Can we stay golden?
Think California is ungovernable now? Just imagine what it will be like in 2050, when it is expected to have nearly 60 million residents.
That figure comes from the state Department of Finance, which on Monday (July 9) issued its latest population predictions. They should cause fear and trembling in any Californian who worries about the future of the state.
Little Butte County, for example, will more than double its population by 2050, to 442,000.
Such growth will present huge challenges to a state that is already struggling to deal with a population of 37 million and the demands it places on our economic, social, political and natural systems. We’re short on housing, schools are suffering, traffic is nightmarish in many places, cities are gobbling up prime farm land, and there is never enough water for everyone.
In Butte County, the addition of more than 200,000 new residents in the next 43 years—along with similar increases in other Central Valley counties—will inevitably result in greatly increased traffic and air pollution and put huge demands on schools and other services. It will also exert tremendous pressure to continue turning good agricultural land into housing subdivisions.

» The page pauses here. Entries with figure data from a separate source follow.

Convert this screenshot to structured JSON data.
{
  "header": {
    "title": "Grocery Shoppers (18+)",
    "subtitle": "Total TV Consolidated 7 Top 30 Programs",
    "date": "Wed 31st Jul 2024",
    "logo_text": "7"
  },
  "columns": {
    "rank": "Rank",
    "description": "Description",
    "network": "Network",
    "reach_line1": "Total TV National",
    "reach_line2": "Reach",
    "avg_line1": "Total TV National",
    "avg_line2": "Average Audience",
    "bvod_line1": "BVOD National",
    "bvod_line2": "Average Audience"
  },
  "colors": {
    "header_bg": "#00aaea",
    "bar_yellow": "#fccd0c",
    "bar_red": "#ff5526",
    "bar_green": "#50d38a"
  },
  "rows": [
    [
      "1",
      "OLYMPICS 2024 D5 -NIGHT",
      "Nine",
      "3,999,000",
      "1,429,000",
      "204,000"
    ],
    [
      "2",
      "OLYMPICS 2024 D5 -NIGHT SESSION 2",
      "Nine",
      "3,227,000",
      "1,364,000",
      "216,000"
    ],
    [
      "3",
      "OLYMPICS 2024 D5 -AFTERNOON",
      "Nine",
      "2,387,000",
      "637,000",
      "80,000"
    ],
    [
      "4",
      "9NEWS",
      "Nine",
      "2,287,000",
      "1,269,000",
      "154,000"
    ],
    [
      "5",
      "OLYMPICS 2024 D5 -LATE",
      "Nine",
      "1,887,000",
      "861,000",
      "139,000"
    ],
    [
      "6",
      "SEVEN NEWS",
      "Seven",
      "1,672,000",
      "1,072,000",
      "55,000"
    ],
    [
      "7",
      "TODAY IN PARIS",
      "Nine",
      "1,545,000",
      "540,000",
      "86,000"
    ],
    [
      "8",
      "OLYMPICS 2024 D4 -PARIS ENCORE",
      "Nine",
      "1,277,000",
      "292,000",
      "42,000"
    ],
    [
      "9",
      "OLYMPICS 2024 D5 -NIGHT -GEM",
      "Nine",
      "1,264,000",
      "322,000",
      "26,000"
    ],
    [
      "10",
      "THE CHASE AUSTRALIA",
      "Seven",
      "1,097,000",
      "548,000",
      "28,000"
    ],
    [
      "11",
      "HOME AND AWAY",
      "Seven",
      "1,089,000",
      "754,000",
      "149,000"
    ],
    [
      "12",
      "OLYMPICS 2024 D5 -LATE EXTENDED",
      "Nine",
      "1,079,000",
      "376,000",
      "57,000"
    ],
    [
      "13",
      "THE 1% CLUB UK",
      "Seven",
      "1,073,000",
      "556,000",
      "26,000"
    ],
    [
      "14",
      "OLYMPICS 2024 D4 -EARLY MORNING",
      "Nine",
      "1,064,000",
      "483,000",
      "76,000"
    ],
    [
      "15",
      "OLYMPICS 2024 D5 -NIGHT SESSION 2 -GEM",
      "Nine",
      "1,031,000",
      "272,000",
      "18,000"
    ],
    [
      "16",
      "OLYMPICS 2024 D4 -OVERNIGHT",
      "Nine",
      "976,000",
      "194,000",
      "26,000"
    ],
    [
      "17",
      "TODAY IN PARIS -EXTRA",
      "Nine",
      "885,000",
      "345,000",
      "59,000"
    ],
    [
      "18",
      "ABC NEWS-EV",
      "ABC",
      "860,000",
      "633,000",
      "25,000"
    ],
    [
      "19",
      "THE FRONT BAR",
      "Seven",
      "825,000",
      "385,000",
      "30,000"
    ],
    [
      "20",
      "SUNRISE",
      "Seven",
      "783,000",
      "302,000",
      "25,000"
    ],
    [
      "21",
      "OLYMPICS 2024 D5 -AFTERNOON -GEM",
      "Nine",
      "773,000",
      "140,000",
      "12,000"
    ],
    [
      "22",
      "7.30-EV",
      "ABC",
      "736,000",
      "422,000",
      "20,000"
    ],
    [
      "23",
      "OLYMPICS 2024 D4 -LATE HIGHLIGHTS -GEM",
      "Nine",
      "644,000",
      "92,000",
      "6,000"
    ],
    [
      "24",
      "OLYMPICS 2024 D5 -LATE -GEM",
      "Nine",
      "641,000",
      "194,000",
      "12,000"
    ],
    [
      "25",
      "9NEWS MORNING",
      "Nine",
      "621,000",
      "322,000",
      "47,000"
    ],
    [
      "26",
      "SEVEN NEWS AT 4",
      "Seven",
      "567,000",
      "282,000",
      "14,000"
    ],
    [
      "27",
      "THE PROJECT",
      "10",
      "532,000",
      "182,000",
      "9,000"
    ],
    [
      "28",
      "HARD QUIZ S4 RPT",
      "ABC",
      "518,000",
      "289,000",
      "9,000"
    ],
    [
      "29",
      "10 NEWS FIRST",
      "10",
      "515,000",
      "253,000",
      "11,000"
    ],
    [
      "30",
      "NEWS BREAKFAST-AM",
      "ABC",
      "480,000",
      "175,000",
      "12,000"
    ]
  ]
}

These are all factors that should be kept in mind as the city of Chico and Butte County go about updating their general plans. We have to plan now to accommodate this growth is ways that minimize its impacts. It’s simply not going to be possible, for example, to continue building mostly single-family houses on large lots in sprawling suburbs and at the same time preserve farm land and keep the air clean. We need to rethink our way of life and adjust appropriately, or the Golden State will lose its shine.